Observing the current scenario of the Bollywood industry, there is a sudden upsurge in thematic films that are based primarily on non fictional concepts either through portrayal of a real life case, life story of a personality or through depiction of social realities prevalent in the country. Prominently persisting in the parallel Indian cinema started by filmmakers like Satyajit Ray, Mrinal Sen and Bimal Roy, mainstream film industry now has a large market share of the message-driven, realistic films with minimal songs or romanticism involved. Instances can be traced with the current release of films like ‘Neerja’, ‘Mary Com’, ‘Talvar’, ‘No One Killed Jessica’, ‘Masaan’, ‘Aligarh’, ‘Airlift’, ‘Wazir’, etc.

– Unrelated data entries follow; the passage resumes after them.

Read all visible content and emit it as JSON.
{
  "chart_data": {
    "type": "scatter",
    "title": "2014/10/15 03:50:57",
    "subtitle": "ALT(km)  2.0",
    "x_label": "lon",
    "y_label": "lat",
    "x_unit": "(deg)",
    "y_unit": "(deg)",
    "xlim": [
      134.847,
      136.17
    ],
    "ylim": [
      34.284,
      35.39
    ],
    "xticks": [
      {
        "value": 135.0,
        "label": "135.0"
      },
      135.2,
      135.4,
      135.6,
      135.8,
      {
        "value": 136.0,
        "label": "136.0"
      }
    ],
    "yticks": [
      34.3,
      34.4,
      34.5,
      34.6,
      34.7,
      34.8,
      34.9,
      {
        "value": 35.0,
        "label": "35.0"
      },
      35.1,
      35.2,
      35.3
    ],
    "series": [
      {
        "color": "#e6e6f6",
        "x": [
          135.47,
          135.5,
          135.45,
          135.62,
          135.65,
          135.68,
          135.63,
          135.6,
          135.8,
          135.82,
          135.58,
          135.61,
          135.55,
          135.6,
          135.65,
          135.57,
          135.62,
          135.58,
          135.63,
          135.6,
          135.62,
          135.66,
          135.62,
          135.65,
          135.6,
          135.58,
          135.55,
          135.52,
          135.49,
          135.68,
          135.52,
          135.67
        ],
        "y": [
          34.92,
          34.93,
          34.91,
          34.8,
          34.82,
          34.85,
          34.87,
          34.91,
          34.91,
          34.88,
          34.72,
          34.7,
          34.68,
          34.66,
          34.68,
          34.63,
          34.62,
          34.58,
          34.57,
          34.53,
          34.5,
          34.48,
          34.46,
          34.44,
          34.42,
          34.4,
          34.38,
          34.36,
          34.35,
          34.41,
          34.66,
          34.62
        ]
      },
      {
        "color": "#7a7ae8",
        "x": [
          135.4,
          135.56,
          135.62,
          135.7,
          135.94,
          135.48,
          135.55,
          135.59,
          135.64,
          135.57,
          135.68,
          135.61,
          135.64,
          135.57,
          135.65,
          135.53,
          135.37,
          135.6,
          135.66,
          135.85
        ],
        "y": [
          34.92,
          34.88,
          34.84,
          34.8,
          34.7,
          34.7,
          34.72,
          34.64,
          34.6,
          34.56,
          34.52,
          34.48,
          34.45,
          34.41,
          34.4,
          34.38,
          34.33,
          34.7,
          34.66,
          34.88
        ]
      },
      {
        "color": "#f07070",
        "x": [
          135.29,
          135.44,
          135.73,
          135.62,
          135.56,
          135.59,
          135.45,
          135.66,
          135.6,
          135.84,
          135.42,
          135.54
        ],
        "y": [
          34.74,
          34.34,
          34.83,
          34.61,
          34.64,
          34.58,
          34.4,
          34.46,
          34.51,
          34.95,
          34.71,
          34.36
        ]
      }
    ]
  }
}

The interesting fact is that these types of movies have formed a new style of filmmaking and has added the spice of creativity and aesthetics to the recipe of cinema art. Not only do the themes of terrorism, corruption, struggle stories of unsung heroes, social evils, realistic societal trends, fascinate the filmmakers but are also now a major demand of the young and prudent cinema audience as opposed to romantic comedies engaged with illusionary love stories and happy endings. This phase can be tagged as resurgence of reality in Bollywood films.
There is always an ongoing debate with regard to significance of the mentioned themes of social realism displayed in the movies. What often becomes the cause of question is that whether realistically based Bollywood films can evince the malign pictures of the country or rather contributes in expanding awareness of the social realities in order to help eradicating them.
The latest controversy with respect to the crime thriller film ‘Udta Punjab’ has dealt with the same problem of relevance inducing debates for and against the decision of Central Board Of Film Certification(CBFC) about 89 cuts prior to its release. Though Bombay High Court verdict has finalized its release with a single cut, it has still kept such genre of movies under a big question mark for public display in the discourse of numerous discordant opinions. The perplexing problem is that the entertainment industry is imputed as a detriment to the existing positions of the power structures and greatly influences the social and economic conditions. Nobody apprehend a film as merely a film but as a strong representative imagery of the society within which it is made. There is still a myriad of questions raised after every such movie is made, that are left unanswered or consistently occur as a topic debated across plenty news channels and news media outlets.
Why do every message driven or realistic movie, generate a tumult engaging every individual and community? Why are such movies that are extremely significant at the forefront, becoming an agenda of political debates? Why can’t these movies be considered as creative art forms that can shape the societal norms positively? Everyone just ponder upon and observe on and on, with no solution to prevent such situations in future. It is necessary to understand that the film industry needs to be a holistic sphere of various relevant social issues and foster as per the developmental requirements of the country.
Prominently persisting in Parallel cinema started by Satyajit Ray, Mrinal Sen and Bimal Roy in India, mainstream film industry now has a large market share of message-driven, realistic films with minimal songs and romanticism involved.